# How can I get the binary form of AES's MDS matrix in MixColumns tranformation?

I need to write a procedure for calculating the MixColumns's operation result in the following form:

$M*X^T,$

where $M$ is a 128x128 binary matrix, $X$ is a 128-bit vector (the state).

My question is how to build such $M$ matrix.

Help much appreciated.
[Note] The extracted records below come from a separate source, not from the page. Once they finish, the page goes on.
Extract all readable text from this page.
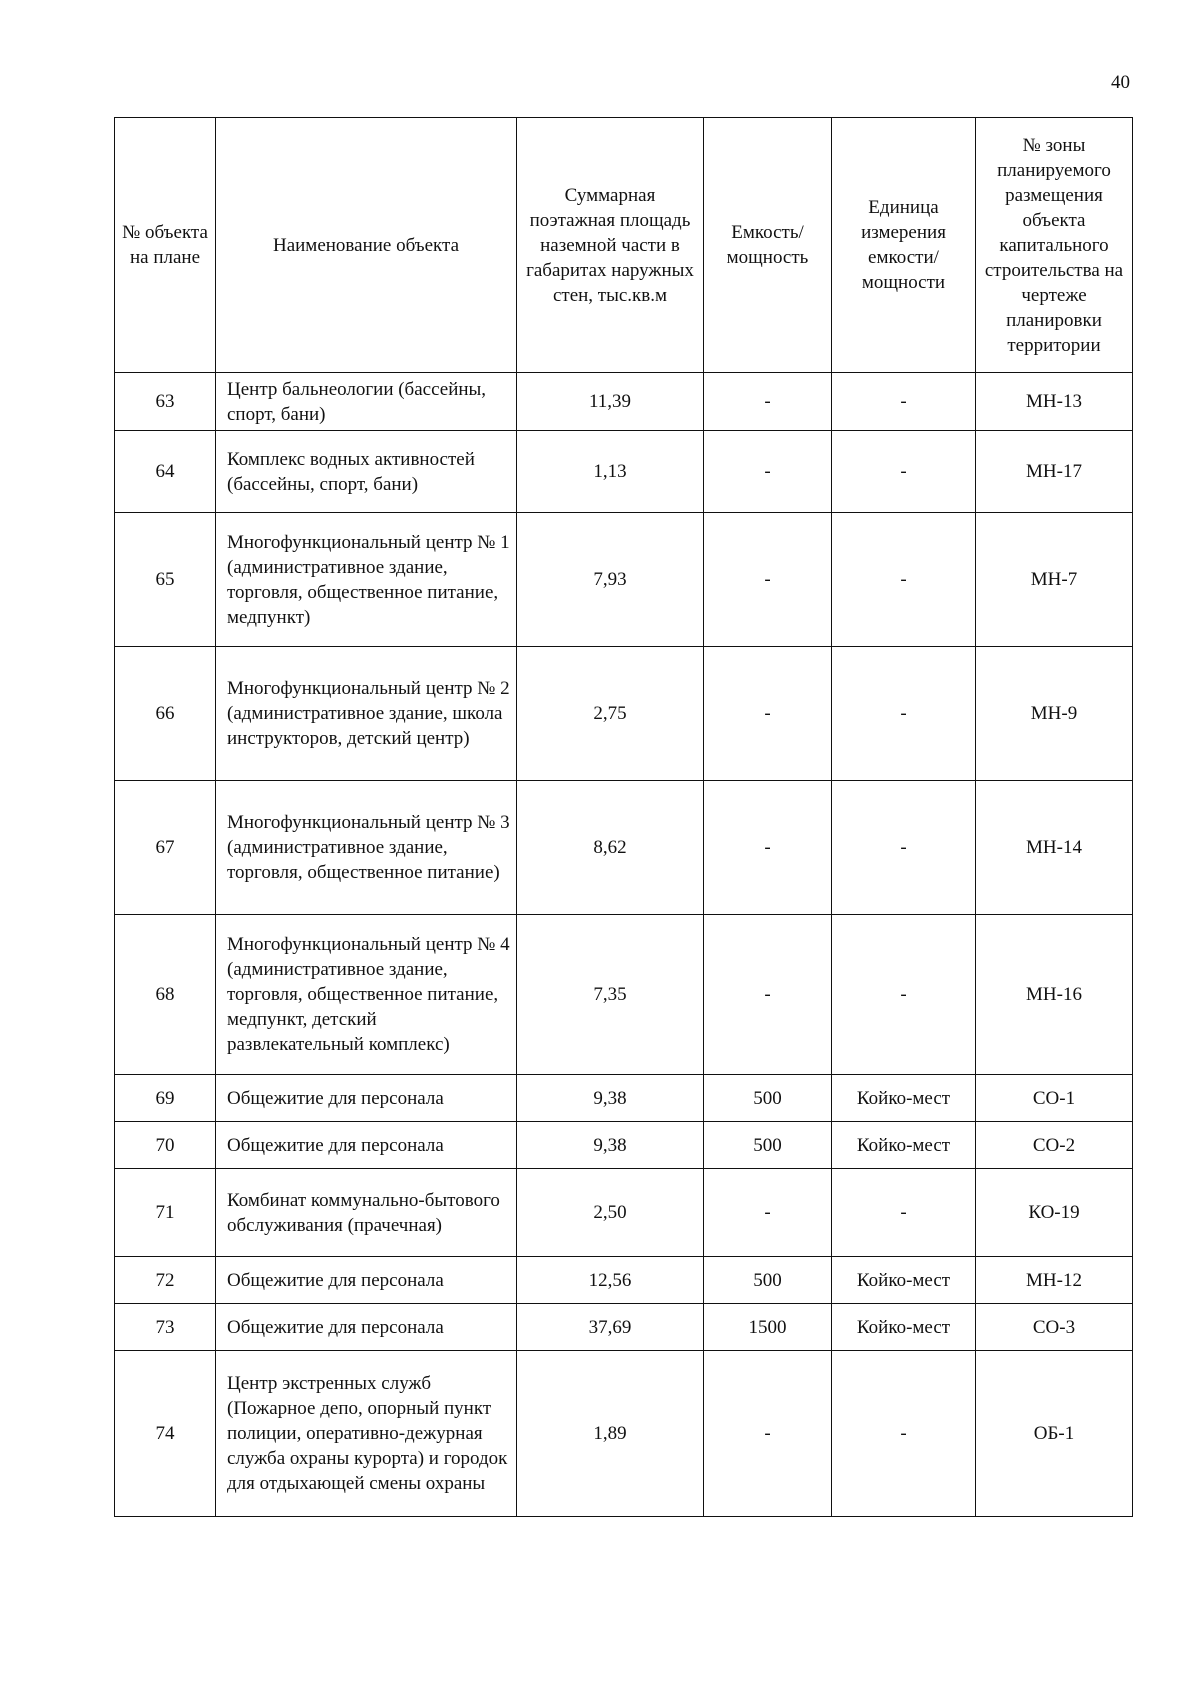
40
№ объекта на плане	Наименование объекта	Суммарная поэтажная площадь наземной части в габаритах наружных стен, тыс.кв.м	Емкость/ мощность	Единица измерения емкости/ мощности	№ зоны планируемого размещения объекта капитального строительства на чертеже планировки территории
63	Центр бальнеологии (бассейны, спорт, бани)	11,39	-	-	МН-13
64	Комплекс водных активностей (бассейны, спорт, бани)	1,13	-	-	МН-17
65	Многофункциональный центр № 1 (административное здание, торговля, общественное питание, медпункт)	7,93	-	-	МН-7
66	Многофункциональный центр № 2 (административное здание, школа инструкторов, детский центр)	2,75	-	-	МН-9
67	Многофункциональный центр № 3 (административное здание, торговля, общественное питание)	8,62	-	-	МН-14
68	Многофункциональный центр № 4 (административное здание, торговля, общественное питание, медпункт, детский развлекательный комплекс)	7,35	-	-	МН-16
69	Общежитие для персонала	9,38	500	Койко-мест	СО-1
70	Общежитие для персонала	9,38	500	Койко-мест	СО-2
71	Комбинат коммунально-бытового обслуживания (прачечная)	2,50	-	-	КО-19
72	Общежитие для персонала	12,56	500	Койко-мест	МН-12
73	Общежитие для персонала	37,69	1500	Койко-мест	СО-3
74	Центр экстренных служб (Пожарное депо, опорный пункт полиции, оперативно-дежурная служба охраны курорта) и городок для отдыхающей смены охраны	1,89	-	-	ОБ-1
Thanks!

EDIT:

As far as I understand, the MixColumns transformation can be represented as

$\begin{pmatrix}MDS & 0 & 0 & 0\\0 & MDS & 0 & 0\\0 & 0 & MDS & 0\\0 & 0 & 0 & MDS\end{pmatrix} * \begin{pmatrix}s_0\\s_1\\\vdots\\s_{15}\end{pmatrix},$

where $MDS = \begin{pmatrix}02 & 03 & 01 & 01\\01 & 02 & 03 & 01\\01 & 01 & 02 & 03\\03 & 01 & 01 & 02\end{pmatrix} -$ matrix with elements over $GF(2^8)$ and

$s_0, \dots, s_{15} \in \overline{0, 255} -$ elements of the state.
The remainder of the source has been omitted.